A、人間と同じような保証内容は請求できません。

自動車の任意保険で約束されているのは人間が怪我をしたときや、人間に後遺症が残ってしまった場合となります。
中には特約として同乗していたペットが怪我をした場合にその治療費などが支払われるといったものもありますがら事故が起きた時にペットがどのような状態で車に乗っていたのかという部分も重要になります。
基本的に車などにペットを乗せる際には必ずキャリーを使用しなければならないのですがキャリーを使用せず、ドライバーさんの膝の上に乗っていたり、その他助手席などのシートに乗るような形で同乗いたような状態であれば、まずはこの部分でドライバーさんにもペットに対してはしっかりと決まりごとを守らなかったと言う判断になります。

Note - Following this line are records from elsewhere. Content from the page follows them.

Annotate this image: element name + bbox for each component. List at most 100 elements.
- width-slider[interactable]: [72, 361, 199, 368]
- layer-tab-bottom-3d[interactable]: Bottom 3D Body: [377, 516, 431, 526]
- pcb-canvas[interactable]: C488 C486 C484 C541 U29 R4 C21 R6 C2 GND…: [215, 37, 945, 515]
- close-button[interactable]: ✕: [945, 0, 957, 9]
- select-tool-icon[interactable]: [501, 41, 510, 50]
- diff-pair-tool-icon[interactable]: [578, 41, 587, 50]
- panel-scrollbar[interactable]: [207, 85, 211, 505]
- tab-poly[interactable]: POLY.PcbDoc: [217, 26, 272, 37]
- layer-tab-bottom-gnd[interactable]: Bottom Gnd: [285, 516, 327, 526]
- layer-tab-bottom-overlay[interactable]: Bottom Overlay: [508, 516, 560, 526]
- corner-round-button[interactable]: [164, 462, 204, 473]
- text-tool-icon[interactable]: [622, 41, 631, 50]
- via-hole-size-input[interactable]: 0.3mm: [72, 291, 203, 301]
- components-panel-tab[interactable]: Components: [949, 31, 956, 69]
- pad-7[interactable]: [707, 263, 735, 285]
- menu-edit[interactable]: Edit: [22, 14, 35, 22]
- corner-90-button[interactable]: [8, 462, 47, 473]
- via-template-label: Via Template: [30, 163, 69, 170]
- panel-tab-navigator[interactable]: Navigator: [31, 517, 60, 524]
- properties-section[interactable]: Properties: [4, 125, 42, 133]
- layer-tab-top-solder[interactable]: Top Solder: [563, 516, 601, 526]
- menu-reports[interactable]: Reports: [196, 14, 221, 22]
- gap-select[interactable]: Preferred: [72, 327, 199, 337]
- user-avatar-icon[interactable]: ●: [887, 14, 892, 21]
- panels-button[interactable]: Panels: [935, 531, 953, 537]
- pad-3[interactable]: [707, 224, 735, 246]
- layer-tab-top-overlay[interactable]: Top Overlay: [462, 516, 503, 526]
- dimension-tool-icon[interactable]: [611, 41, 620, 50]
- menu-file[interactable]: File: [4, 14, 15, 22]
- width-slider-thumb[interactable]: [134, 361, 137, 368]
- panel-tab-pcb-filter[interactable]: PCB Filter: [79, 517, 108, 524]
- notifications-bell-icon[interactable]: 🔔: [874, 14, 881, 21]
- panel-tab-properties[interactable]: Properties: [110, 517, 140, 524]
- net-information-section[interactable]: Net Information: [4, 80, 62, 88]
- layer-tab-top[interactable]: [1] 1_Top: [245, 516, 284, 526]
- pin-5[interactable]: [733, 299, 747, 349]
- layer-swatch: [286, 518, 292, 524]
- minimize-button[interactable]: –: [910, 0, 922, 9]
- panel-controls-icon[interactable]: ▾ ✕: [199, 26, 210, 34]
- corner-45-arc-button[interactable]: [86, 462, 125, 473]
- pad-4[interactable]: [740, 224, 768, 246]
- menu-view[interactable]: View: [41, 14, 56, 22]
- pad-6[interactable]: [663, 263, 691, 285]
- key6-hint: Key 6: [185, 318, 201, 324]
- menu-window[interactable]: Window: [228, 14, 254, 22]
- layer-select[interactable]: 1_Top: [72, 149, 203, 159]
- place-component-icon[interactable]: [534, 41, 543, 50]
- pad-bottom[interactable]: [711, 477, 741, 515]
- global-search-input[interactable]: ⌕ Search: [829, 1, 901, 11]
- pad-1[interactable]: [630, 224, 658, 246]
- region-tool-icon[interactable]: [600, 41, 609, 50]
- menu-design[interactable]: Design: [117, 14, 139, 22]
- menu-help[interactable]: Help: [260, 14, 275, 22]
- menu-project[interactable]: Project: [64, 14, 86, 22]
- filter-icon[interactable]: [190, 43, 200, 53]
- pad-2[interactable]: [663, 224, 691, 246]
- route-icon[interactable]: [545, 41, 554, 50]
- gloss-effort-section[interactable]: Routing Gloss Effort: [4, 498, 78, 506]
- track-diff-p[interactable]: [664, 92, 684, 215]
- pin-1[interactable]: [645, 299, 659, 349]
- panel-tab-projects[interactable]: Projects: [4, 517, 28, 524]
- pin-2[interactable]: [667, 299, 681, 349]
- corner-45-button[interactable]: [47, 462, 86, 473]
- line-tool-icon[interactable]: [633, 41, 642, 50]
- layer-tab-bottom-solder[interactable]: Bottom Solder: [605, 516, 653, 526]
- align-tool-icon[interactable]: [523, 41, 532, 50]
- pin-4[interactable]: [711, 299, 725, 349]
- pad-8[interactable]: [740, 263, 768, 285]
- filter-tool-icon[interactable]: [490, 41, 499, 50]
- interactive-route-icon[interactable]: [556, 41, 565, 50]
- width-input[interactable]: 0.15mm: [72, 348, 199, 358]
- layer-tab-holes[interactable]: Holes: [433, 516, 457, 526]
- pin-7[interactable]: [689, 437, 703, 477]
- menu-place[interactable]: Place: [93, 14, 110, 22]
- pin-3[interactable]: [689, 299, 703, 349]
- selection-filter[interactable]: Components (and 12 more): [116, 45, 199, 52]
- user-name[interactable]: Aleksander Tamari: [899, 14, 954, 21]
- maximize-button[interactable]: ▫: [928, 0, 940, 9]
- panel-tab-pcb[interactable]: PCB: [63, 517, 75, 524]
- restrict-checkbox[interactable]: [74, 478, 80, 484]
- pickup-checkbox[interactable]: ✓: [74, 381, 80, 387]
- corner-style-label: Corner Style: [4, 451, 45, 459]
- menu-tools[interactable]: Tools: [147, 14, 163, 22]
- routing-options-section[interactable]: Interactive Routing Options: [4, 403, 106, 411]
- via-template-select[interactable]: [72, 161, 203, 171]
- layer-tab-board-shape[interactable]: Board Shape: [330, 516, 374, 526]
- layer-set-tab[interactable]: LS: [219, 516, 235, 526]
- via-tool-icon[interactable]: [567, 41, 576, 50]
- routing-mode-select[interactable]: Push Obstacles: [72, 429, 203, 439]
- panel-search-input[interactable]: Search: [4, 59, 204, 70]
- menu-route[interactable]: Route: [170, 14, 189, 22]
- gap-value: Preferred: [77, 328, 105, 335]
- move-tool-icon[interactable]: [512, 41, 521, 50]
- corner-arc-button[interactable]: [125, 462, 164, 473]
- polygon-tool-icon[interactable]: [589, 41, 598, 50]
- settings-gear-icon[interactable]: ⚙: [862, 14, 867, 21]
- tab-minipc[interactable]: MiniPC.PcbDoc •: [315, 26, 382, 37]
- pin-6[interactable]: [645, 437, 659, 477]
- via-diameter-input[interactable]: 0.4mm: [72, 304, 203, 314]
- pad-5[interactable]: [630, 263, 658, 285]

当然ペットが怪我をしてしまった場合の治療費については、加害者に請求することができるのですが、これは加害者の保険会社が保証するのか、それとも加害者本人が保証しなければならないのかについては加害者の保険内容によって違ってきます。
また、ペットに残ってしまった後遺症に関してはどの保険会社でも保証するということはありませんから、慰謝料という形で保険会社が検討するのか、一切保険会社は携わらないため、加害者に直接的な請求を行っていくのかといった部分になります。
加害者に対して直接的な請求を行っていく場合には金額の相場なども分かりませんから、被害者がペットに後遺症が残ってしまったことで受けた精神的ダメージなどから考慮されることになります。
こうした部分の慰謝料は、自分たちで考えても相場などはわかりませんので、弁護士さんに相談するのが1番です。
そうすれば前例などを参考にしながらある程度妥当な慰謝料が決まってくるでしょう。

前述のとおり保険会社としてはペットの後遺症等について保証しませんから、治療費については保険会社と話し合いを行いペットの通院費用や治療費についても負担しないといった保険内容であれば、やはり加害者に直接請求していく方法しかありません。